There were 69,000 people in the West Midlands on zero hours contracts at the end of last year.
Figures for October to December 2015, found 2.6 per cent of people across the region was in a job with no guaranteed hours, or one in 39 employees.
According to figures from the Office for National Statistics, 801,000 people across the UK said they were on a contract with no guaranteed hours between October to December 2015, representing 2.5 per cent of people in employment.
The latest figure is 15 per cent higher than that for October to December 2014 (697,000 or 2.3 per cent of people in employment).
However, the ONS said it is not possible to say how much of this increase is due to greater recognition of the term “zero-hours contracts” rather than additional contracts.
People on zero-hours contracts are more likely to be young, part time, women, or in full-time education when compared with other people in employment.
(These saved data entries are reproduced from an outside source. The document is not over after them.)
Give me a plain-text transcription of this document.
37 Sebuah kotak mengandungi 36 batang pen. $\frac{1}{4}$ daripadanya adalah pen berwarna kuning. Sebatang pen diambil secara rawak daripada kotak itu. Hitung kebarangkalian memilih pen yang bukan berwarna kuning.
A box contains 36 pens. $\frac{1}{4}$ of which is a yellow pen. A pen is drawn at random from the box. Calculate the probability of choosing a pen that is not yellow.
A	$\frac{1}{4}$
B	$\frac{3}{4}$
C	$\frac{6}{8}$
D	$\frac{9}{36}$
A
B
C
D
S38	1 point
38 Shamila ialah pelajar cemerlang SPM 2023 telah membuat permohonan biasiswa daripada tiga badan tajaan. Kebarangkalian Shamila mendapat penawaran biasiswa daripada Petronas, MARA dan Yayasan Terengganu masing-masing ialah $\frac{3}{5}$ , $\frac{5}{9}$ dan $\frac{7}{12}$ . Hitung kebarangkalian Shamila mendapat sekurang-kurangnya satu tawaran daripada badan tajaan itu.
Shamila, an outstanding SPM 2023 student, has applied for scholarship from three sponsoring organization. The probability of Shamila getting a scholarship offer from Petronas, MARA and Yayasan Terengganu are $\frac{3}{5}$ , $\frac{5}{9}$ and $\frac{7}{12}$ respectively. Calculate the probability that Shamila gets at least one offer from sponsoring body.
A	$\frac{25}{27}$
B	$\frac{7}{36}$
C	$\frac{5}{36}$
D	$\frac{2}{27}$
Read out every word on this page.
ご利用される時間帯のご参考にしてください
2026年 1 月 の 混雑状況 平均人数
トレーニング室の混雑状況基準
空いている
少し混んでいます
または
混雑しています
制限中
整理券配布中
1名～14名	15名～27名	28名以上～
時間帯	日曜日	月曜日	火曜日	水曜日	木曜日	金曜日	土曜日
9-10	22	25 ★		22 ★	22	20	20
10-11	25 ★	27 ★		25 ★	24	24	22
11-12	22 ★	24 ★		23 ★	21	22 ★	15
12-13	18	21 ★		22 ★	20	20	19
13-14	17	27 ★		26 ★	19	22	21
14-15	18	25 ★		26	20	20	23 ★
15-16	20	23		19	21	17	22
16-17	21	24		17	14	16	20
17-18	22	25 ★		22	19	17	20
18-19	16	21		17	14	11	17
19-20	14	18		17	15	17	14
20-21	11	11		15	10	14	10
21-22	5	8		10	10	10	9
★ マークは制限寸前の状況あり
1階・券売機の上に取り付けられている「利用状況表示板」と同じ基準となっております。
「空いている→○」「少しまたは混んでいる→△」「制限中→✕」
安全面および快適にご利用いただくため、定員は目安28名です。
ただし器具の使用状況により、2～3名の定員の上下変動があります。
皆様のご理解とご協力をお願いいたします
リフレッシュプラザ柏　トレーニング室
On average, someone on a zero-hours contract usually works 26 hours a week. Around one in three people (37 per cent) on a zero-hours contract want more hours, with most wanting them in their current job, as opposed to a different job which offers more hours. In comparison 10 per cent of other people in employment wanted more hours.
The results also show there were around 1.7 million contracts that did not guarantee a minimum number of hours, measured during the fortnight beginning November 9 2015.
In May 2015, the equivalent estimate was 2.1 million. The estimates may be affected by seasonal factors, relating to when the data were collected.